Wage growth keeps pace in West Michigan

Wage growth keeps pace in West Michigan
Left: Russ Gardner, right: Gabe Ehrlich

Employers across West Michigan granted pay raises this year averaging 2.5 percent to 3.5 percent, according to annual survey data.

The local wage and salary increases for 2019 were generally the same as the prior year and aligned with national data, said Maggie McPhee, director of information services for The Employers’ Association in Grand Rapids.

Wage and salary adjustments were higher than the average for some professions in a tight labor market, McPhee said.

Pay raises for truck drivers, for instance, averaged 4 percent this year, while increases for maintenance and machining jobs in the manufacturing sector averaged 4 percent and 5 percent. Pay hikes for certain administrative assistant positions averaged 4.4 percent with a salary of $41,980.

At the other end of the spectrum, pay for a tool and die maker increased an average of just 1.1 percent in 2019 to $29.91 per hour. 

Average wage and salary increases reflect the aggregate results from The Employers’ Association survey of 272 companies across the region.

Raises for 354 jobs within 16 major classifications also reflect an ongoing change in the demographics of the workforce, McPhee said. As older workers in the Baby Boomer generation retire, younger employers typically are filling those positions at a lower wage, McPhee said, adding that trend somewhat skews the overall averages.

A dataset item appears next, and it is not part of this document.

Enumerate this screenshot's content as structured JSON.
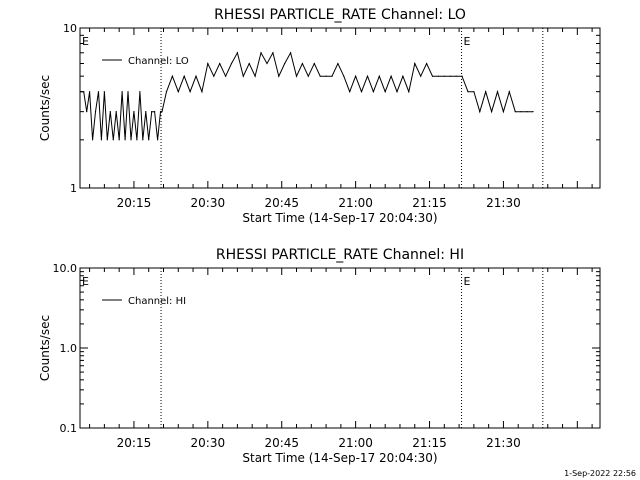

“There’s a lot of that activity going on,” McPhee said. “They lost the higher wage earners and people are moving into those jobs at a lower pay.”

As that shift occurs, national surveys show that fewer employers across the U.S. intend to boost starting salaries in 2020.

Nearly four out of 10 employers answering Michigan State University’s annual survey on employer recruitment of college graduates said they plan to increase starting salaries for college graduates in 2020, a notable decline from about 50 percent in prior years. About six in 10 employers said they intend to maintain the same pay levels for the new employees they hire.

Employers planned to raise starting salaries an average of 4.3 percent in 2020, according MSU’s Collegiate Employment Research Institute. The planned increases in starting salaries for graduates ranged from 1 percent to as high as 20 percent.

Russ Gardner, director of the MSU Collegiate Employment Research Institute, called the smaller number of employers raising starting salaries as “cautionary,” given outlooks for slower economic growth next year.

Survey responses show “enthusiasm” among employers for paying higher starting salaries to attract talent “has tapered off and they’re more cautious about it,” Gardner said.

“There didn’t seem to be a lot of competition over salary and benefit packages. They didn’t seem to be overly concerned about it,” Gardner said. “We’re not seeing a big rush to continue to increase salaries.”

That’s a change from the last few years, he added.

New tools

Rather than raise starting wages, some employers operating in a tight labor market are seeking to attract young talent with one-time signing bonuses, according to results from MSU’s survey.

“Not all compensation will be in the form of base salary. In highly competitive labor markets, employers are tempted to use signing bonuses as extra incentive to candidates to accept the offered position,” according to the Collegiate Employment Research Institute’s report.

Four in 10 of the survey’s more than 2,800 respondents told the Institute that they have “some type of additional incentive for signing an employment contract.” That’s double the rate of last year, and four times the number of employers offering signing bonuses in the several prior years.

“The economy has remained strong and opportunities have increased, and employers are faced with employees finding their opportunities down the street or at a different company,” Gardner said. “Employers are dealing with turnover and then we’re continuing to grow (the economy) at a pace where they still need to hire.”

Pace of growth cools

Recent economic outlooks expect personal income — a combination of wages, salary and income from sources such as investments — to grow moderately in Michigan in 2020.

Comerica Inc.’s latest outlook for the state projects moderate 4.5-percent personal income growth next year, up from the expected 3.9 percent this year.

The University of Michigan’s new outlook for the state sees personal income growing 3.6 percent in 2020. That compares to an expected growth rate of 4.1 percent this year.

Wage growth across the U.S. in recent months has “really kind of died down” after a period of acceleration during the decade-plus economic expansion, said economist Gabe Ehrlich, associate director of U-M’s Research Seminar in Quantitative Economics.

“That has been actually a puzzle in this economic recovery. You would expect wage growth to really be picking up with unemployment down as low as it is. Instead it’s really kind of leveled off this year,” Ehrlich said. “This far into the recovery, I would have expected wages to rise a little faster now.”

Wages across the U.S. are rising 3 percent to 4 percent annually, depending on the measure used, he said. Ehrlich expected national wage growth rates of more than 4 percent “based on where we are right now.”